Es haben nicht alle das Glück

Discussion in 'Deutsch (German)' started by AnnaJDT, Jun 24, 2013.

  1. AnnaJDT

    AnnaJDT Senior Member

    Hello everyone!

    I am getting closer to writing my first message in German here (600 words + grammar and making progress, my goal is to reach at least 1000 and improve grammar). Part of this is also owed to you!
    Until then, I still need some help from time to time. Suggested phrase (*):

    "Es haben nicht alle das Glück". (meaning: Not all have that luck...)

    The real subject of this phrase is "alle", hence why we say "es haben..." and not "es hat...".

    My questions are 1. what is the syntactic function of "es"?

    2. And why don't we write: "Alle haben nicht das Glück"

    My assumption is it's possible to phrase * (correctly) in different ways, while the word order in each case emphasises/stresses a certain idea.
    But still not sure about the role of "es", or whether it's just a "fill" word, that might as well be dropped.

    Thank you and best regards,
    Last edited: Jun 24, 2013
  2. Demiurg

    Demiurg Senior Member

    Well, as you've said, the real subject is "(nicht) alle" (plural) therefore the finite verb form ("haben") must also be plural. "es" is simply a dummy subject. You could rephrase it as:

    Nicht alle haben das Glück.

    Your variant (Alle haben nicht das Glück) is syntactically also possible but not idiomatic.
  3. newg

    newg Senior Member

    London, UK
    Could we say:

    Das Glück haben es nicht alle ?
  4. Gernot Back

    Gernot Back Senior Member

    Cologne, Germany
    German - Germany
    I think it is both syntactically correct and idiomatic, but it means sth. totally different:

    Alle haben nicht das Glück.
    All are not lucky.
    Niemand hat hat Glück.
    Nobody is lucky.

    I also think that it is a strange logic to say in English:

    All that glitters is not gold!

    ... , as this is simply not true: Gold glitters too and it really is gold!

    I prefer the German version:
    Es ist nicht alles Gold was glänzt.

    Why do we start with a dummy subject here, instead of using the real subject "in the first place";)?
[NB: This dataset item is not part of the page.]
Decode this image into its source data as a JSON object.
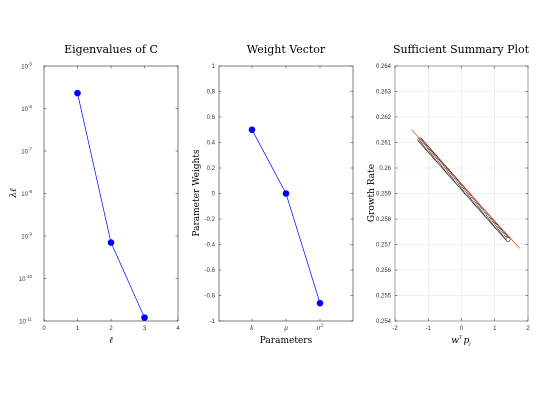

    This is for reasons of topic-comment hierachy: The topic of alles/alle, by nature, is very general and therefore also very vague. The topic has not been introduced in the preceding context, so we can't start with that subject.

  5. Gernot Back

    Gernot Back Senior Member

    Cologne, Germany
    German - Germany
    The es would be useless in a position other than the first position of the sentence. The only purpose it serves is to prevent the real subject from becoming the topic of the sentence, otherwise, in the third position after the verb, it would be understood as an object.
  6. Hutschi

    Hutschi Senior Member

    The dummy subject "Es" is used by formal reasons to make sure that the (finite) verb is at the second place.
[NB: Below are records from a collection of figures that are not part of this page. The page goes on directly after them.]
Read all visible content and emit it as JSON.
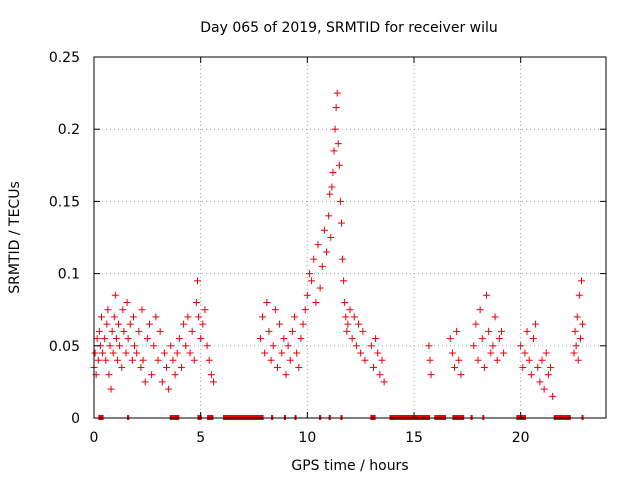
{
  "chart_data": {
    "type": "scatter",
    "title": "Day 065 of 2019, SRMTID for receiver wilu",
    "xlabel": "GPS time / hours",
    "ylabel": "SRMTID / TECUs",
    "xlim": [
      0,
      24
    ],
    "ylim": [
      0,
      0.25
    ],
    "xticks": [
      0,
      5,
      10,
      15,
      20
    ],
    "xtick_labels": [
      "0",
      "5",
      "10",
      "15",
      "20"
    ],
    "yticks": [
      0,
      0.05,
      0.1,
      0.15,
      0.2,
      0.25
    ],
    "ytick_labels": [
      "0",
      "0.05",
      "0.1",
      "0.15",
      "0.2",
      "0.25"
    ],
    "grid": true,
    "marker": "+",
    "color": "#e8000b",
    "series": [
      {
        "name": "SRMTID",
        "x": [
          0.0,
          0.05,
          0.1,
          0.15,
          0.2,
          0.25,
          0.3,
          0.35,
          0.4,
          0.5,
          0.55,
          0.6,
          0.65,
          0.7,
          0.75,
          0.8,
          0.85,
          0.9,
          0.95,
          1.0,
          1.05,
          1.1,
          1.15,
          1.2,
          1.3,
          1.35,
          1.4,
          1.5,
          1.55,
          1.6,
          1.7,
          1.8,
          1.85,
          1.9,
          2.0,
          2.1,
          2.2,
          2.25,
          2.3,
          2.4,
          2.5,
          2.6,
          2.7,
          2.8,
          2.9,
          3.0,
          3.1,
          3.2,
          3.3,
          3.4,
          3.5,
          3.6,
          3.7,
          3.8,
          3.9,
          4.0,
          4.1,
          4.2,
          4.3,
          4.4,
          4.5,
          4.6,
          4.7,
          4.8,
          4.85,
          4.9,
          5.0,
          5.1,
          5.2,
          5.3,
          5.4,
          5.5,
          5.6,
          7.8,
          7.9,
          8.0,
          8.1,
          8.2,
          8.3,
          8.4,
          8.5,
          8.6,
          8.7,
          8.8,
          8.9,
          9.0,
          9.1,
          9.2,
          9.3,
          9.4,
          9.5,
          9.6,
          9.7,
          9.8,
          9.9,
          10.0,
          10.1,
          10.2,
          10.3,
          10.4,
          10.5,
          10.6,
          10.7,
          10.8,
          10.9,
          11.0,
          11.05,
          11.1,
          11.15,
          11.2,
          11.25,
          11.3,
          11.35,
          11.4,
          11.45,
          11.5,
          11.55,
          11.6,
          11.65,
          11.7,
          11.75,
          11.8,
          11.85,
          11.9,
          12.0,
          12.1,
          12.2,
          12.3,
          12.4,
          12.5,
          12.6,
          12.7,
          13.0,
          13.1,
          13.2,
          13.3,
          13.4,
          13.5,
          13.6,
          15.7,
          15.75,
          15.8,
          16.7,
          16.8,
          16.9,
          17.0,
          17.1,
          17.2,
          17.8,
          17.9,
          18.0,
          18.1,
          18.2,
          18.3,
          18.4,
          18.5,
          18.6,
          18.7,
          18.8,
          18.9,
          19.0,
          19.1,
          19.2,
          20.0,
          20.1,
          20.2,
          20.3,
          20.4,
          20.5,
          20.6,
          20.7,
          20.8,
          20.9,
          21.0,
          21.1,
          21.2,
          21.3,
          21.4,
          21.5,
          22.5,
          22.55,
          22.6,
          22.65,
          22.7,
          22.75,
          22.8,
          22.85,
          22.9
        ],
        "y": [
          0.035,
          0.045,
          0.03,
          0.055,
          0.04,
          0.06,
          0.05,
          0.07,
          0.045,
          0.055,
          0.04,
          0.065,
          0.075,
          0.03,
          0.05,
          0.02,
          0.06,
          0.045,
          0.07,
          0.085,
          0.055,
          0.04,
          0.065,
          0.05,
          0.035,
          0.075,
          0.06,
          0.045,
          0.08,
          0.055,
          0.065,
          0.04,
          0.07,
          0.05,
          0.045,
          0.06,
          0.035,
          0.075,
          0.04,
          0.025,
          0.055,
          0.065,
          0.03,
          0.05,
          0.07,
          0.04,
          0.06,
          0.025,
          0.045,
          0.035,
          0.02,
          0.05,
          0.04,
          0.03,
          0.045,
          0.055,
          0.035,
          0.065,
          0.05,
          0.07,
          0.045,
          0.06,
          0.04,
          0.08,
          0.095,
          0.07,
          0.055,
          0.065,
          0.075,
          0.05,
          0.04,
          0.03,
          0.025,
          0.055,
          0.07,
          0.045,
          0.08,
          0.06,
          0.04,
          0.05,
          0.075,
          0.035,
          0.065,
          0.045,
          0.055,
          0.03,
          0.05,
          0.04,
          0.06,
          0.07,
          0.045,
          0.035,
          0.055,
          0.065,
          0.075,
          0.085,
          0.1,
          0.095,
          0.11,
          0.08,
          0.12,
          0.09,
          0.105,
          0.13,
          0.115,
          0.14,
          0.155,
          0.125,
          0.16,
          0.17,
          0.185,
          0.2,
          0.215,
          0.225,
          0.19,
          0.175,
          0.15,
          0.135,
          0.11,
          0.095,
          0.08,
          0.07,
          0.06,
          0.065,
          0.075,
          0.055,
          0.07,
          0.05,
          0.065,
          0.045,
          0.06,
          0.04,
          0.05,
          0.035,
          0.055,
          0.045,
          0.03,
          0.04,
          0.025,
          0.05,
          0.04,
          0.03,
          0.055,
          0.045,
          0.035,
          0.06,
          0.04,
          0.03,
          0.05,
          0.065,
          0.04,
          0.075,
          0.055,
          0.035,
          0.085,
          0.06,
          0.045,
          0.05,
          0.07,
          0.04,
          0.055,
          0.06,
          0.045,
          0.05,
          0.035,
          0.045,
          0.06,
          0.04,
          0.03,
          0.055,
          0.065,
          0.035,
          0.025,
          0.04,
          0.02,
          0.045,
          0.03,
          0.035,
          0.015,
          0.045,
          0.06,
          0.05,
          0.07,
          0.04,
          0.085,
          0.055,
          0.095,
          0.065
        ]
      }
    ],
    "flag_segments": [
      [
        0.2,
        0.45
      ],
      [
        1.55,
        1.65
      ],
      [
        3.55,
        4.0
      ],
      [
        4.85,
        5.05
      ],
      [
        5.3,
        5.6
      ],
      [
        6.05,
        7.95
      ],
      [
        8.3,
        8.4
      ],
      [
        8.9,
        9.0
      ],
      [
        9.4,
        9.45
      ],
      [
        10.55,
        10.65
      ],
      [
        11.0,
        11.1
      ],
      [
        11.55,
        11.65
      ],
      [
        12.95,
        13.2
      ],
      [
        13.85,
        15.75
      ],
      [
        15.95,
        16.5
      ],
      [
        16.8,
        17.35
      ],
      [
        17.65,
        17.75
      ],
      [
        18.2,
        18.25
      ],
      [
        19.8,
        20.25
      ],
      [
        21.55,
        22.35
      ],
      [
        22.85,
        22.95
      ]
    ]
  }
}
    If you remove it, it is possible only in special coll. situations with a certain style:

    "Kam ein Mann zum Arzt und sagte ..." (Jokes)
    "Haben nicht alle soviel Glück!" murmelte ein Besucher.

    I have forgotten how to call this style, it is seldom but sometimes you find it in literature, mostly in jokes.

    When learning German you should not use this style if you do not know where it is possible.